Recebe como oferta as pedras e a lama da maldade humana.
Esta é a tua safra.
(Techos de "Vintém de cobre - meias confissões de Aninha", UFG Editora, 1985)

Ano novo em Goiás







Notícias da transição

Nossa passagem de ano valeu um vintém de cobre de Cora Coralina. Ou seja: uma fortuna. Explico: nos últimos dias de 2007, despejamos malas, livros, brinquedos e outros apetrechos nos desvãos do Palio e descambamos rumo à cidade da poeta sexagenária, aquela descoberta nos idos dos 80 por um Drummond dominado por versos brasilieiramente goianos. Cidade de Goiás, antiga capital do estado homônimo, hoje vulgarmente chamada de Goiás Velho, titulação que não agrada à população local. Eles preferem somente "Goiás", numa limpeza verbal condizente com as feições e o feitio da cidade. No mapa propositadamente mal esboçado da passagem inteira, com uma semana livre pela frente, possibilidades de felicidade na capital propriamente dita - Goiânia, onde estivemos por um dia - e, para fechar (digo, para abrir) o ano, duas noites em Pirenópolis, que a vontade convocou.

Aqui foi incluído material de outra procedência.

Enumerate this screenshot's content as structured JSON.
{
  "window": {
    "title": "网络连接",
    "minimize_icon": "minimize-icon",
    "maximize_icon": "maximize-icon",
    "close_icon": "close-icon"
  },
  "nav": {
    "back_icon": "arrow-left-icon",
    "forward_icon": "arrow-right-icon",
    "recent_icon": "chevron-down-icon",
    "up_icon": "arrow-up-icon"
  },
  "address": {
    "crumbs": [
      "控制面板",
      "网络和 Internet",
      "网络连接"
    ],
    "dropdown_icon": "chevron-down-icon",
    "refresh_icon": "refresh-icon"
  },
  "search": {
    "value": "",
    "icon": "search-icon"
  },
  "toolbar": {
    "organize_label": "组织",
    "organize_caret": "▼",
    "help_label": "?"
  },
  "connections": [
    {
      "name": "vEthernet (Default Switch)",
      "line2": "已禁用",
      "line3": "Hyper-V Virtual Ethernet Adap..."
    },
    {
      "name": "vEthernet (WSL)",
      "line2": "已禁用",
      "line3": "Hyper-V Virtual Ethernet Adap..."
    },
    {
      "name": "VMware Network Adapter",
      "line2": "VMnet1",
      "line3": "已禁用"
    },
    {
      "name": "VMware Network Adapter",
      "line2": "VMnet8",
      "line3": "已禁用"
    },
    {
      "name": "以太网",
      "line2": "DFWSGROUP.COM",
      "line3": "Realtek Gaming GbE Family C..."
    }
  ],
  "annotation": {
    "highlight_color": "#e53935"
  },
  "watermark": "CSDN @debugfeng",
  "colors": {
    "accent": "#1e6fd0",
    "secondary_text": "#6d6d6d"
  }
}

Esse é diagrama externo de nossa passagem. Seus momentos intestinos comportam uma experiência ímpar, como ademais têm sido nossas amadoras viagens antes mesmo da presença nesse mundo de Cecília e Bernardo. Pois bem: saímos de 2007 e entramos em 2008 refugiados no precioso silêncio de um hotel-fazenda (mais para "pousada-fazenda") em Goiás Velho, quilometrozinhos de estrada de terra da sede do município, que visitamos uma ou duas vezes. Por exemplo, no quesito dessas visitas, uma delas se deu nas horas que antecederam a entrada deste janeiro. Noite, embarcamos no Palio para mais uma excursão à cidade, quase todos branqueados, as crianças já meio cansadas devido ao avançar da hora, em busca de um repasto reveiônico - e quem conhece Goiás Velho sabe que lá a comida é nota cem mas a espera é nota mil, no sentido inversamente proporcional à grandeza numérica. Será por isso que, quando afinal desaba nas mesas, os pratos são tão bons? Outra história.

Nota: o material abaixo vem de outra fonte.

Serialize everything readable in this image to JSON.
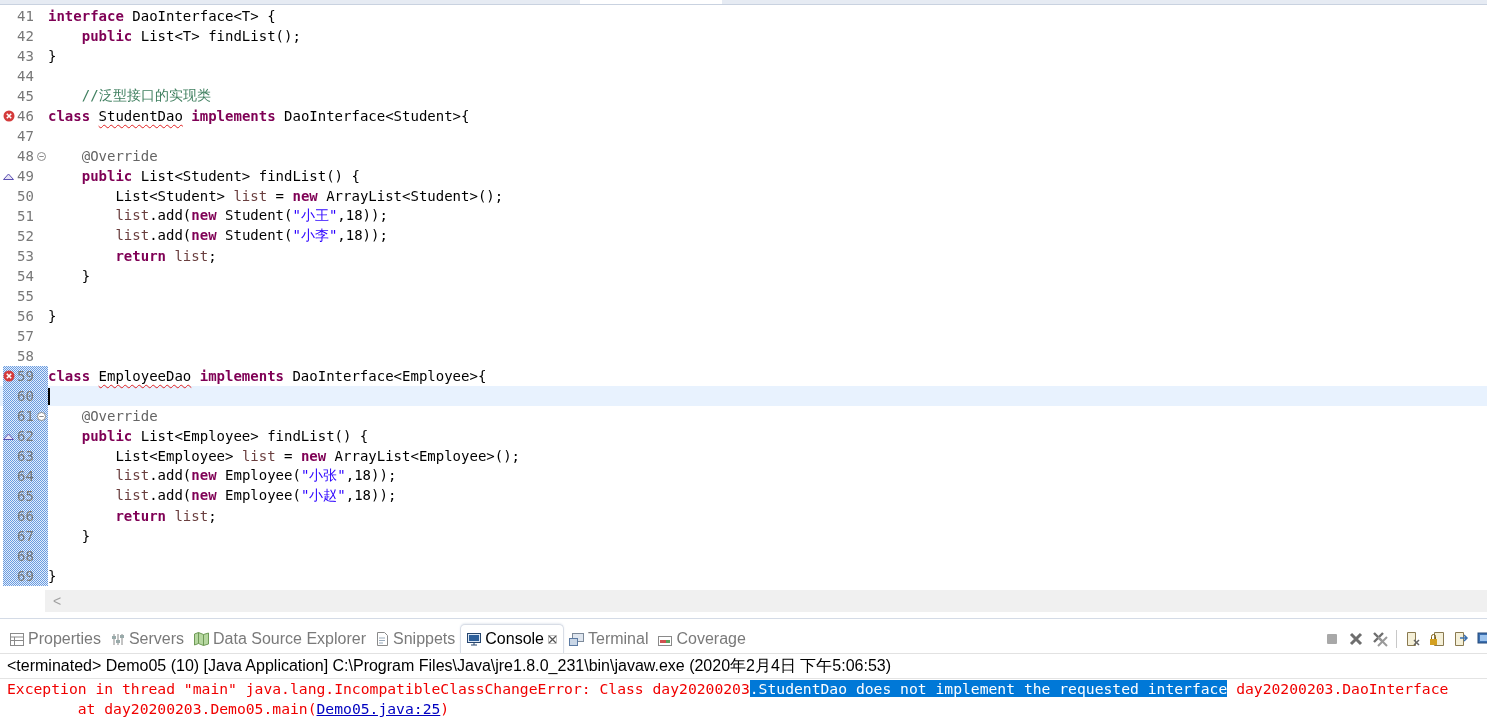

Alimentados e à beira da zero hora, desabou, saborosa como os tais pratos, uma chuva de gotas cantantes. Sinfonia final à guisa de show copacabânico. A cidade tomada, praça superlotada, cancioneiro goiano sem pudor pelos alto-falantes - e nessas horas se vê que Goiás Velho também sabe ser festiva como Pirenópolis, embora na superfície pareça sempre o contrário. Mas não ficamos (Rejane queria participar, me disse depois, eu queria dormir, nem preciso dizer, os meninos irritados de excitação e sono, enfim). Pegamos o caminho de volta, a estradinha pedregosa, rota de desenho infantil à luz dos românticos relâmpagos de filme de terror. Chegamos à Manduzanzan - é o nome da fazenda, fusão das palavras que batizam dois riozinhos que se cruzam por lá - e nos abrigamos no chalé de dois quartos. Havia ainda algum zum-zum-zum na fazendinha, restos da ceia que promoveram por lá.

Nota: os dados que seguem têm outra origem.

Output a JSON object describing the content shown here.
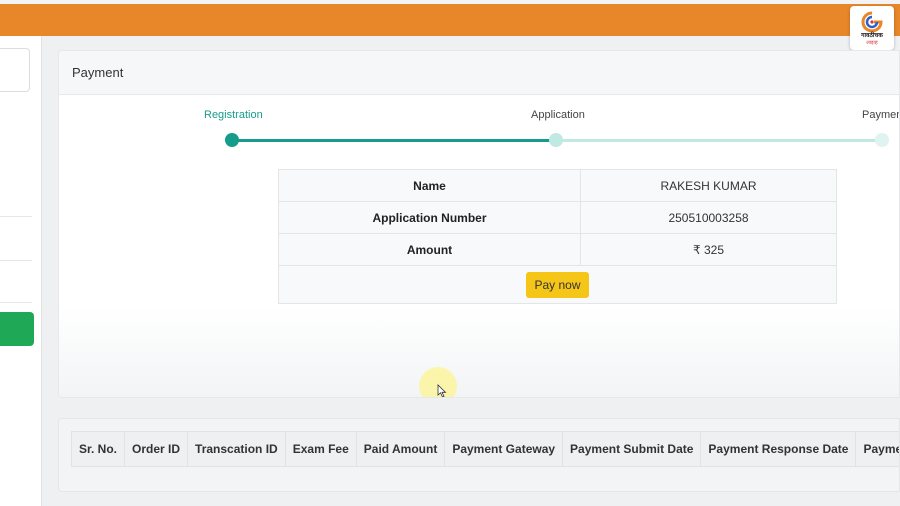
{
  "logo": {
    "text": "गावठीचक",
    "sub": "लाइव्ह"
  },
  "payment_card": {
    "title": "Payment"
  },
  "steps": [
    {
      "label": "Registration",
      "state": "done"
    },
    {
      "label": "Application",
      "state": "current"
    },
    {
      "label": "Payment",
      "state": "pending"
    }
  ],
  "details": {
    "name_label": "Name",
    "name_value": "RAKESH KUMAR",
    "appno_label": "Application Number",
    "appno_value": "250510003258",
    "amount_label": "Amount",
    "amount_value": "₹ 325",
    "pay_button": "Pay now"
  },
  "history": {
    "columns": [
      "Sr. No.",
      "Order ID",
      "Transcation ID",
      "Exam Fee",
      "Paid Amount",
      "Payment Gateway",
      "Payment Submit Date",
      "Payment Response Date",
      "Payment Status"
    ]
  },
  "colors": {
    "topbar": "#e8862a",
    "step_done": "#169c8a",
    "step_pending": "#bfe9e2",
    "pay_button": "#f5c518",
    "sidebar_active": "#1fa855"
  },
  "icons": {
    "logo": "channel-logo-icon",
    "cursor": "mouse-cursor-icon"
  }
}
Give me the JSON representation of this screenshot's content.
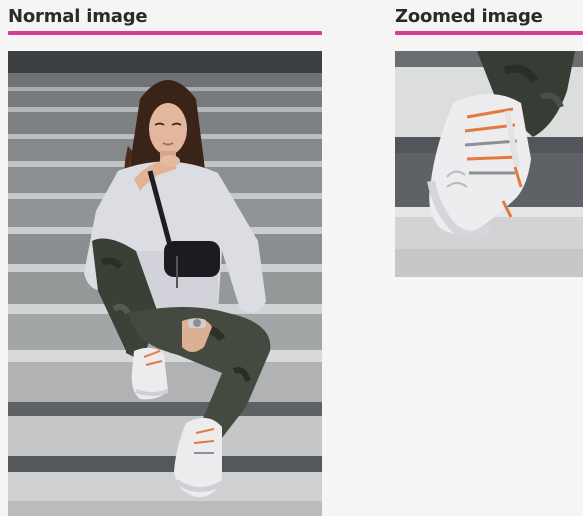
{
  "normal": {
    "title": "Normal image"
  },
  "zoomed": {
    "title": "Zoomed image"
  },
  "colors": {
    "accent": "#d63c8f",
    "title_text": "#2a2a2a",
    "background": "#f5f5f6"
  },
  "images": {
    "normal_alt": "woman sitting on stairs",
    "zoomed_alt": "close-up of sneaker"
  }
}
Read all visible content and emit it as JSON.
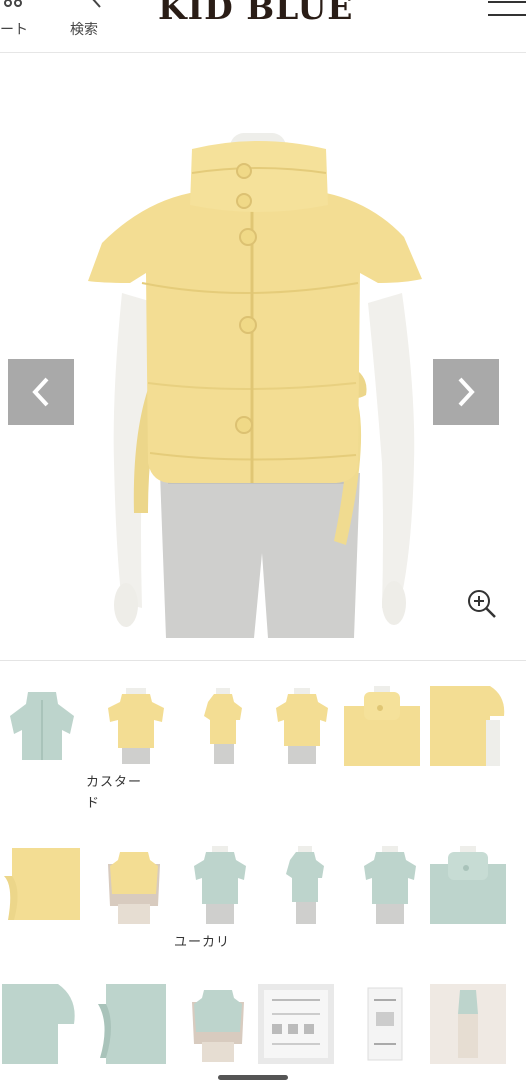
{
  "header": {
    "cart_label": "カート",
    "cart_label_visible": "ート",
    "search_label": "検索",
    "brand": "KID BLUE",
    "menu_icon": "hamburger-menu-icon"
  },
  "product_gallery": {
    "main_image_alt": "yellow quilted sleeveless vest with high collar on mannequin",
    "prev_icon": "chevron-left-icon",
    "next_icon": "chevron-right-icon",
    "zoom_icon": "zoom-in-icon",
    "colors": {
      "custard": "#f3dd93",
      "eucalyptus": "#bdd4cc",
      "arrow_bg": "#a9a9a9",
      "pants": "#cfcfcd"
    }
  },
  "thumbnails": {
    "row1": [
      "eucalyptus-vest-flat",
      "custard-vest-front",
      "custard-vest-side",
      "custard-vest-back",
      "custard-collar-detail",
      "custard-shoulder-detail"
    ],
    "row2": [
      "custard-side-detail",
      "custard-vest-layered",
      "eucalyptus-vest-front",
      "eucalyptus-vest-side",
      "eucalyptus-vest-back",
      "eucalyptus-collar-detail"
    ],
    "row3": [
      "eucalyptus-shoulder-detail",
      "eucalyptus-side-detail",
      "eucalyptus-vest-layered",
      "care-label",
      "size-tag",
      "model-outfit"
    ]
  },
  "color_captions": {
    "custard": "カスタード",
    "custard_line1": "カスター",
    "custard_line2": "ド",
    "eucalyptus": "ユーカリ"
  }
}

Mas logo tudo se aquietou - e é precisamente aqui, neste momento, que 2008, iniciado já há uns bons dez minutos, abriu seu panorama anunciador. Só pra não deixar pontos obscuros, esclareço antes que a passagem propriamente dita foi dentro do carro, tentando sair da área urbana e pegar o início da estradinha. Alimentados, abrigados, esquentados sob lençóis e cobertores, as crianças dormindo, a tempestade tuberculosa dando seus espirros luminosos lá fora, o aconchego lá dentro, a cantiga retilínea do grilo, a consciência da presença de bois, vacas e cavalos lá fora, o verde momentameamente disfarçado pelo cobertor escuro-abrilhantado de estrelas da noite renovada, já quase dormíamos.

Foi quando o escuro se fez completo. Um raio mais atirado enlaçou a eletricidade artificial e o ano novo virou um inesperado blecaute. Mágica suspensão, promessa de início de ano límpido. Nada de luz artificial, nada de interruptores ansiosos, televisores tagarelas. Só o escuro, a voz do temporal perto e distante - e a eletricidade natural do relâmpago serrano.

Por esse relato, podemos dizer que começamos 2008 em branco - ou em preto. Ou em vácuo, bem vindo nada onde pouco a pouco vamos colocando nossas pequenas metas, nossos defeitinhos diários e um punhado de expectativas mensais. Foi assim como um recado: nada de exageros, opulências, grandiloquências. Um ano do tipo vintém de cobre - que é o título de um livro de Cora Coralina onde a poeta de Goiás celebra o valor imenso das coisas de pouca monta.